If sent for the doctor, or allowed to dig herbs for the sufferer, he was the happiest man in town; if nothing was wanted there, he would wander off to the lonely poor-house—a long, red building, in a barren waste, looking as if erected to teach men and women that they had no business to be old and poor, and that they must be punished for it. Here his were like angels’ visits in the joy they brought. His pockets were an unfathomable depth; heavy with jack-knives, gimlets, screws, nails, buttons, keys, chalk, cinnamon, cloves, and lozenges, and the thousand innumerable trifles which become treasures in such a blank as this poor-house was.
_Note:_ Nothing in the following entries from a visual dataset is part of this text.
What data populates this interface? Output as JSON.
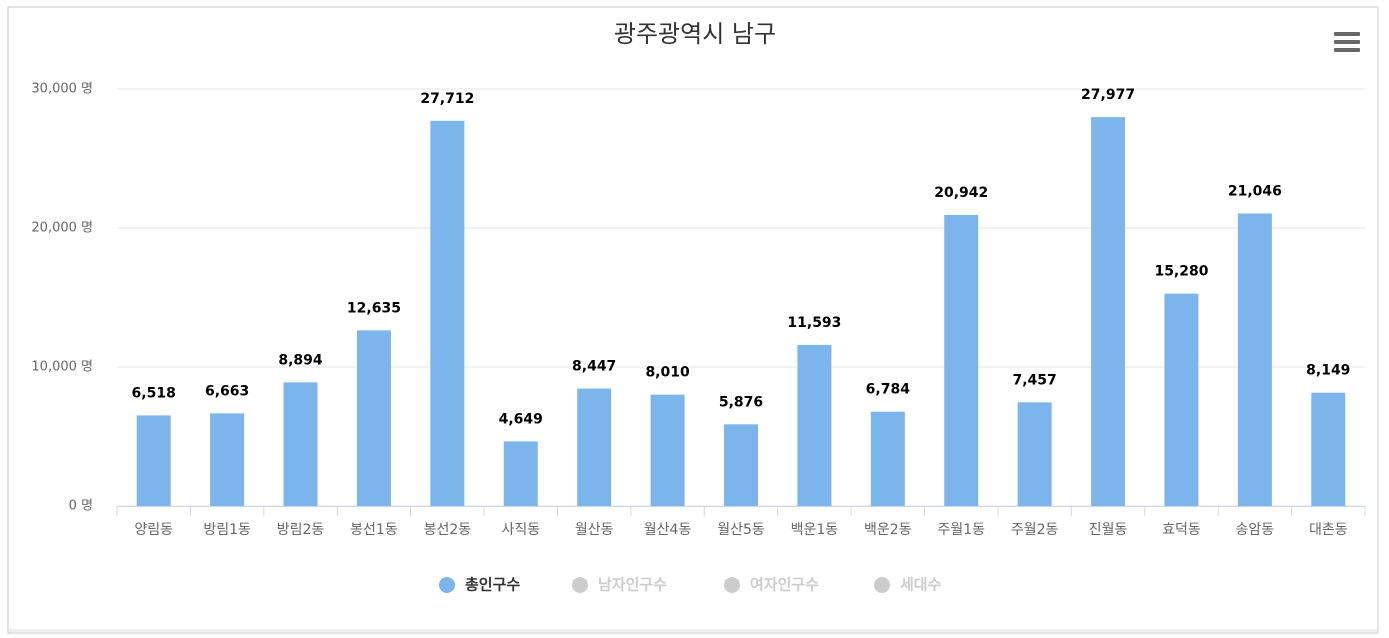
{
  "chart_data": {
    "type": "bar",
    "title": "광주광역시 남구",
    "categories": [
      "양림동",
      "방림1동",
      "방림2동",
      "봉선1동",
      "봉선2동",
      "사직동",
      "월산동",
      "월산4동",
      "월산5동",
      "백운1동",
      "백운2동",
      "주월1동",
      "주월2동",
      "진월동",
      "효덕동",
      "송암동",
      "대촌동"
    ],
    "series": [
      {
        "name": "총인구수",
        "color": "#7cb5ec",
        "values": [
          6518,
          6663,
          8894,
          12635,
          27712,
          4649,
          8447,
          8010,
          5876,
          11593,
          6784,
          20942,
          7457,
          27977,
          15280,
          21046,
          8149
        ],
        "value_labels": [
          "6,518",
          "6,663",
          "8,894",
          "12,635",
          "27,712",
          "4,649",
          "8,447",
          "8,010",
          "5,876",
          "11,593",
          "6,784",
          "20,942",
          "7,457",
          "27,977",
          "15,280",
          "21,046",
          "8,149"
        ]
      },
      {
        "name": "남자인구수",
        "visible": false
      },
      {
        "name": "여자인구수",
        "visible": false
      },
      {
        "name": "세대수",
        "visible": false
      }
    ],
    "ylim": [
      0,
      30000
    ],
    "yticks": [
      {
        "value": 0,
        "label": "0 명"
      },
      {
        "value": 10000,
        "label": "10,000 명"
      },
      {
        "value": 20000,
        "label": "20,000 명"
      },
      {
        "value": 30000,
        "label": "30,000 명"
      }
    ],
    "grid": true
  }
}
Jotham’s coming made more commotion than a peddler’s; for although he brought far less stores, either in quantity or quality, they could get his as they could not the other’s, for want of money. Newspapers, tracts, and, occasionally, a book, were among his gifts; and perhaps He who seeth not as man seeth, regarded and blessed these weak efforts as He does not always the gold and the silver which rich men cast into the treasury.
One spring day, after an unusually severe winter, Jotham presented himself before his mother in a blue farm-frock, with his pants tucked into a pair of two capacious cowhide boots.
“Why, my son, are you going to work?” the old lady asked, in surprise.
“Yes, Hans has plowed the three-cornered field for me, and I’m going to sow grain myself,” he cried, triumphantly.
“But that’s poor soil, dear boy, and it’s far from the house. There are stones there, and you cannot gather your crop if any grows,” said his mother.
“They’ll gather the crops themselves, mother; they don’t need any sickle, nor any one to teach them. God teaches them how to get in their harvest,” was Jotham’s reply.
“Whom are you talking about, Jotham,” asked his mother, in surprise.